Gli oggetti si dissolvono nella superficie, il colore è un mosaico vibrante, scomposto in migliaia punti trattini, in sfumature elementari, in particelle di luce. Monet accosta toni cromatici e sovrappone strati sempre nuovi e le pennellate diventano movimenti di danza.

La quarta serie delle ninfee è la serie delle Grandi Decorazioni, oltre venti pannelli i che vanno dai tre ai sei metri, e sono ora sparsi per i musei del mondo e sono la fase preparatoria della quinta e ultima serie delle Ninfee il grande complesso decorativo che oggi è conservato nelle due sale ovali del “Musée de l’Orangerie des Tuileries” a Parigi e considerate da molti come il culmine del rapporto tra pittura e natura in tutta la storia dell’arte.

Sembra quasi che alla fine del suo percorso artistico Monet rinunci al tentativo di fermare il tempo sulla tela per concentrarsi sulla rappresentazione di uno scorrere interiore ed è solo con la ripetizione, la reiterazione che si può annullare la dimensione effimera di tutte le cose.

In queste ultime tele paysage d’eau si trasforma in paysage d’esprit.
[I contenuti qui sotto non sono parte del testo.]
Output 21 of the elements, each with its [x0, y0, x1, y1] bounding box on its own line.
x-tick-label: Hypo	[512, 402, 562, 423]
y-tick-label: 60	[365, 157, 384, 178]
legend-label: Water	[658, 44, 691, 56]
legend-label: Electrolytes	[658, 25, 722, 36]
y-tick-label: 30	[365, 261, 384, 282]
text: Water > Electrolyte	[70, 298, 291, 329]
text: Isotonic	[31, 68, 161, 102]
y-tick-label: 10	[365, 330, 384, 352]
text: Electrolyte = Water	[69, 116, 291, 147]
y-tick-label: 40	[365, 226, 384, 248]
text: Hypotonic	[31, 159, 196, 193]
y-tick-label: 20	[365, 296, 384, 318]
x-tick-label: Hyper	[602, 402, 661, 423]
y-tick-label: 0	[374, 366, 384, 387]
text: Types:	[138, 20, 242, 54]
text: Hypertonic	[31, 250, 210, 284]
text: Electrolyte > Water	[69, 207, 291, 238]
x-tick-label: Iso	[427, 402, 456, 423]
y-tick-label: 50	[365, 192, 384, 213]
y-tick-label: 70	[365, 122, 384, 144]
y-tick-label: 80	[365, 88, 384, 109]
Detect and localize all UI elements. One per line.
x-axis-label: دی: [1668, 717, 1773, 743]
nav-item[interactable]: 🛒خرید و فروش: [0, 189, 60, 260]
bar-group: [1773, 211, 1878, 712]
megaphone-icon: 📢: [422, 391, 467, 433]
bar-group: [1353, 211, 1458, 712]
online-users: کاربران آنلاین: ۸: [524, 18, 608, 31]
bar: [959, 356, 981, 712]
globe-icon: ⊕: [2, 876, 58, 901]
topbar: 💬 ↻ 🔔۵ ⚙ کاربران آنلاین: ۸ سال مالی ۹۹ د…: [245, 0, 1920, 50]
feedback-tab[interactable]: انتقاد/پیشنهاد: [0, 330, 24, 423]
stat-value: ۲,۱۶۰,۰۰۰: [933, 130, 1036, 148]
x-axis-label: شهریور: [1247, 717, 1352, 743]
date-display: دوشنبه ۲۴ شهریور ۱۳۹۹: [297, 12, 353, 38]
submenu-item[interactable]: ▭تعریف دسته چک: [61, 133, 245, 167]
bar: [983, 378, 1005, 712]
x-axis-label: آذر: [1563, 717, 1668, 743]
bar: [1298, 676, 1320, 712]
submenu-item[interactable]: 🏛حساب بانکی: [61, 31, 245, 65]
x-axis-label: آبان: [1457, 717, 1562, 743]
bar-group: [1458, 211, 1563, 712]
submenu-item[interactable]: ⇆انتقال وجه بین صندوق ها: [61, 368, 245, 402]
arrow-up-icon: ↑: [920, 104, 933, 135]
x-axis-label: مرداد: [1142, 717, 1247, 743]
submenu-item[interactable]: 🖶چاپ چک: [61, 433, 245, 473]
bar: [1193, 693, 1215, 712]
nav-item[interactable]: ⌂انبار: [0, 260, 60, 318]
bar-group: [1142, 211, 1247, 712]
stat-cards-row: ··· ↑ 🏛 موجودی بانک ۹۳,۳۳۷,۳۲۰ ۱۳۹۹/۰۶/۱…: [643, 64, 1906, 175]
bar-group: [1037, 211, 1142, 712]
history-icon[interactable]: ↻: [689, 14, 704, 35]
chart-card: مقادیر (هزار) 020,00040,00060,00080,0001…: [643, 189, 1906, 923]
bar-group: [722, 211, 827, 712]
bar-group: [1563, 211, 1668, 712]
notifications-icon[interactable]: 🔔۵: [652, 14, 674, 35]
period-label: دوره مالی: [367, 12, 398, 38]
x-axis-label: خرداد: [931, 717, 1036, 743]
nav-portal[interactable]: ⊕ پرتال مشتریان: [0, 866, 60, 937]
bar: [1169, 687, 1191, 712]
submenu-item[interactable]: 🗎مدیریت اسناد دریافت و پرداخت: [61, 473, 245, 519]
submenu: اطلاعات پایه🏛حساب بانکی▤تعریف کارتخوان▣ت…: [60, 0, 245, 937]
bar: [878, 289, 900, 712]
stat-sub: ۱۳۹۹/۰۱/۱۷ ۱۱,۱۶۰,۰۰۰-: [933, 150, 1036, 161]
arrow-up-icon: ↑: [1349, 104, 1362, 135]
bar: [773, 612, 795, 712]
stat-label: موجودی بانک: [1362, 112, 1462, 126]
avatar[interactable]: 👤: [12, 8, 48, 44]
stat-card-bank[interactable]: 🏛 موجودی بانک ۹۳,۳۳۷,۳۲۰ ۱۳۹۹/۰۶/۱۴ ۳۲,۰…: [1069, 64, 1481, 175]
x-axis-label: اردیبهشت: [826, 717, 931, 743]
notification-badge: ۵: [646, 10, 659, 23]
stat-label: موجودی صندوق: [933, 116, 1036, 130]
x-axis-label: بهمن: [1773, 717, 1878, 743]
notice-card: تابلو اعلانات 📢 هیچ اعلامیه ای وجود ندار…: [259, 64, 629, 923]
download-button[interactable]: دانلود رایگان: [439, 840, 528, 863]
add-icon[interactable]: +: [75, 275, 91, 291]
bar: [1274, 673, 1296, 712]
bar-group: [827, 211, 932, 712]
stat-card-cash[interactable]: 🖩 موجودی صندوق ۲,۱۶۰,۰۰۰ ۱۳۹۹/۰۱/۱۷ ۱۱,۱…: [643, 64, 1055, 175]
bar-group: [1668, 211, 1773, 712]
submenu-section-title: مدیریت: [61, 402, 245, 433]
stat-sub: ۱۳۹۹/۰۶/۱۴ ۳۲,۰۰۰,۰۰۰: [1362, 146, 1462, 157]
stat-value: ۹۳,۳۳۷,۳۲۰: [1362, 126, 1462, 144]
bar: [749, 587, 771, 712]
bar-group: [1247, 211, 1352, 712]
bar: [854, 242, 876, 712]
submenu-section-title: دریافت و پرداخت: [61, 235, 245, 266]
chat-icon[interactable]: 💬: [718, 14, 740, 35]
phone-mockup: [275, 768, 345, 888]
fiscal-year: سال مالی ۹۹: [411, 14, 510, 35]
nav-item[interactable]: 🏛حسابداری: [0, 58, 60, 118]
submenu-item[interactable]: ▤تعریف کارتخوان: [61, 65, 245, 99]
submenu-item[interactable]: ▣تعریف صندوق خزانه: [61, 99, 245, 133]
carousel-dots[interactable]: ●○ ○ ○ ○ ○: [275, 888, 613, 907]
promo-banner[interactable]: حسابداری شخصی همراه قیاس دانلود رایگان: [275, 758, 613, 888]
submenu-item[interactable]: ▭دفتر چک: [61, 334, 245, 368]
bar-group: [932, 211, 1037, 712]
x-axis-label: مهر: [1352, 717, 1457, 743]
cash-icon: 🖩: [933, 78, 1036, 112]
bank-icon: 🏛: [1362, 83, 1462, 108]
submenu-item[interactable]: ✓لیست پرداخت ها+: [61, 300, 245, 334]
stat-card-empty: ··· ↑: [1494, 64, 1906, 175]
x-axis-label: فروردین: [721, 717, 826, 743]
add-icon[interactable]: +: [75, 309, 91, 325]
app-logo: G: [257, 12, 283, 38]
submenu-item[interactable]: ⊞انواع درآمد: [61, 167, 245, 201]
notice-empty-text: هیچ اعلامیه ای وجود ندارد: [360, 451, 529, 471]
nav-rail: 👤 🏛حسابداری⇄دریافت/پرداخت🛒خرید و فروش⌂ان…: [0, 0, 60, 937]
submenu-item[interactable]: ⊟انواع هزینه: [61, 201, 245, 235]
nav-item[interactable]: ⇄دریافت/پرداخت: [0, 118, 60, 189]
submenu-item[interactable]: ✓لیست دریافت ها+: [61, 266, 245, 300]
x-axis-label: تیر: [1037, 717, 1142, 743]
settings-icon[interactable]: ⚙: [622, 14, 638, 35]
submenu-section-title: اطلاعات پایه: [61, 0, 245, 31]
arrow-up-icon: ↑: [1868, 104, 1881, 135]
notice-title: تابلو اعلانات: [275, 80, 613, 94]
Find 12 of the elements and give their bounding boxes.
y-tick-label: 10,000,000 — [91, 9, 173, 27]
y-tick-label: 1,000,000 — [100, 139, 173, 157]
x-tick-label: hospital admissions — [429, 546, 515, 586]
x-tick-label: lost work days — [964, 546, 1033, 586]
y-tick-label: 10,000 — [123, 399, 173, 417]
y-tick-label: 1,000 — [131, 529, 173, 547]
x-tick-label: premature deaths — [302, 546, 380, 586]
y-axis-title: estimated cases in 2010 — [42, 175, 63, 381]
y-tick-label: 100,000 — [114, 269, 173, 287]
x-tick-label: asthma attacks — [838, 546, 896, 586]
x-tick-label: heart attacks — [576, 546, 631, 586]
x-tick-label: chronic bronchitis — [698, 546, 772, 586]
La radice naturalistica dell’opera rimane ma è pervasa da un senso di premeditazione artificialità. Tutti i criteri prospettici tradizionali sono scardinati, l’alto e il basso, il cielo e l’acqua, risultano indistinti. L’effetto è sorprendentemente immersivo: lo spettatore entra nella visione dell’artista ed è invitato a condividerne la dimensione intima e interiore, un personale scorrere del tempo. Si tratta di uno studio che, secondo Argan, separa l’immagine come fatto interiore dall’esteriorità ed oggettività della cosa. E mentre la cosa è definita, la sua immagine tende invece a occupare tutto lo spazio della coscienza. Monet crea un nuovo spazio, quello dell’interiorità, che rende colui che guarda non più l’occhio fisico ma attore di uno sprofondamento. Si realizza così una sovrapposizione quasi totale tra pittore e osservatore.